Cette année, le ministère de l’Éducation compilera les erreurs les plus fréquemment commises lors de l’examen pour les communiquer aux enseignants. Québec veut cibler où les élèves semblent s’égarer en grammaire et en orthographe.

Faudrait-il simplifier, par ailleurs, les règles qui encadrent l’accord des participes passés ? Ce grand débat, qui a soulevé les passions récemment dans le cadre d’un reportage de La Presse, ne se sera pas tranché au Québec sans que d’autres pays de la francophonie emboîtent le pas, affirme M. Drainville.

Ajouter des conseillers pédagogiques 

Le ministre de l’Éducation promet également d’ajouter des conseillers pédagogiques en français dans tous les centres de services scolaires. Bernard Drainville ne détaille pas combien de ces conseillers seraient ajoutés dans chaque région. En ce moment, le gouvernement peine à trouver des enseignants qualifiés pour enseigner dans les classes. Des postes ouverts au cours des dernières années n’ont pas toujours pas été pourvus.

« C’est un immense défi, […] et le message qu’on envoie aujourd’hui, c’est que l’enseignement et l’apprentissage du français est une priorité pour notre société. On ne peut pas se permettre de regarder les résultats dégringoler. »

Le ministre de l’Éducation souhaite par ailleurs que le français fasse l’objet d’un suivi de la part de tous les enseignants dans les écoles, y compris à l’extérieur des cours de langue. Il veut également intégrer au programme l’obligation pour les enseignants de présenter des œuvres littéraires, télévisuelles ou cinématographiques québécoises aux élèves afin d’incarner le français dans la culture d’ici.

Un immense chantier salué par les profs

Un « vent de fraîcheur », mais une tâche colossale. Les enseignants accueillent avec enthousiasme la révision du programme d’enseignement du français, mais préviennent déjà le ministre Bernard Drainville qu’il a devant lui un immense chantier pour que sa réforme soit en vigueur dès la rentrée 2025.

La Fédération des syndicats de l’enseignement (FSE-CSQ) souhaite que le gouvernement accorde un temps minimum prescrit pour l’enseignement du français, afin que les écoles qui ont des programmes pédagogiques particuliers ne pigent plus dans ces heures d’enseignement au profit des autres matières.
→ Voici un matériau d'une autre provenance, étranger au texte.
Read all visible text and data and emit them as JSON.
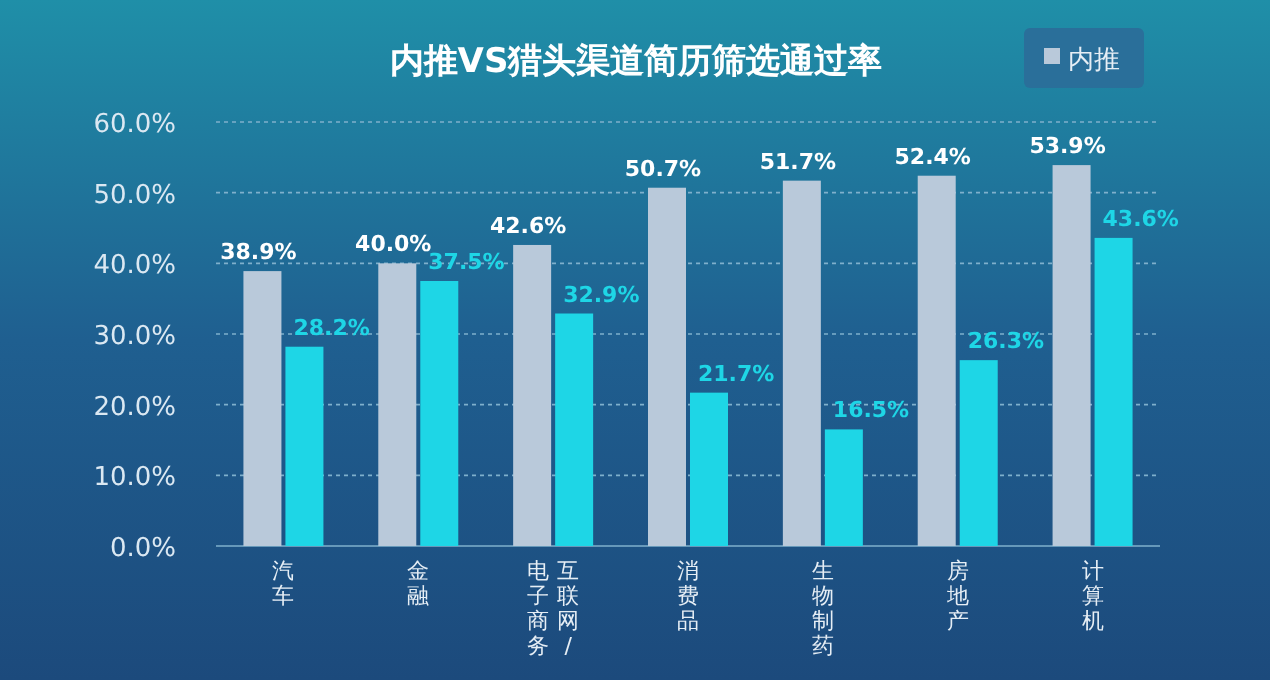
{
  "chart_data": {
    "type": "bar",
    "title": "内推VS猎头渠道简历筛选通过率",
    "categories": [
      "汽车",
      "金融",
      "互联网/电子商务",
      "消费品",
      "生物制药",
      "房地产",
      "计算机"
    ],
    "series": [
      {
        "name": "内推",
        "color": "#b9c9da",
        "values": [
          38.9,
          40.0,
          42.6,
          50.7,
          51.7,
          52.4,
          53.9
        ],
        "value_labels": [
          "38.9%",
          "40.0%",
          "42.6%",
          "50.7%",
          "51.7%",
          "52.4%",
          "53.9%"
        ]
      },
      {
        "color": "#1ed6e6",
        "values": [
          28.2,
          37.5,
          32.9,
          21.7,
          16.5,
          26.3,
          43.6
        ],
        "value_labels": [
          "28.2%",
          "37.5%",
          "32.9%",
          "21.7%",
          "16.5%",
          "26.3%",
          "43.6%"
        ]
      }
    ],
    "ylim": [
      0,
      60
    ],
    "yticks": [
      {
        "value": 0,
        "label": "0.0%"
      },
      {
        "value": 10,
        "label": "10.0%"
      },
      {
        "value": 20,
        "label": "20.0%"
      },
      {
        "value": 30,
        "label": "30.0%"
      },
      {
        "value": 40,
        "label": "40.0%"
      },
      {
        "value": 50,
        "label": "50.0%"
      },
      {
        "value": 60,
        "label": "60.0%"
      }
    ],
    "grid": "y",
    "legend": "top right"
  }
}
La Fédération autonome de l’enseignement (FAE) salue les consultations menées par Québec et souhaite que le gouvernement se donne tout le temps nécessaire pour ses consultations, alors que 11 niveaux scolaires différents seront touchés par la révision du programme.

L’Association québécoise des professeur.e.s de français (AQPF) estime que le ministre devrait revoir à la baisse le nombre d’étapes dans une année scolaire, pour les faire passer de trois à deux. Cela éviterait que les enfants soient placés en situation d’évaluation trop rapidement ou que trop de temps soit accordé à la préparation aux examens, plutôt qu’à l’enseignement.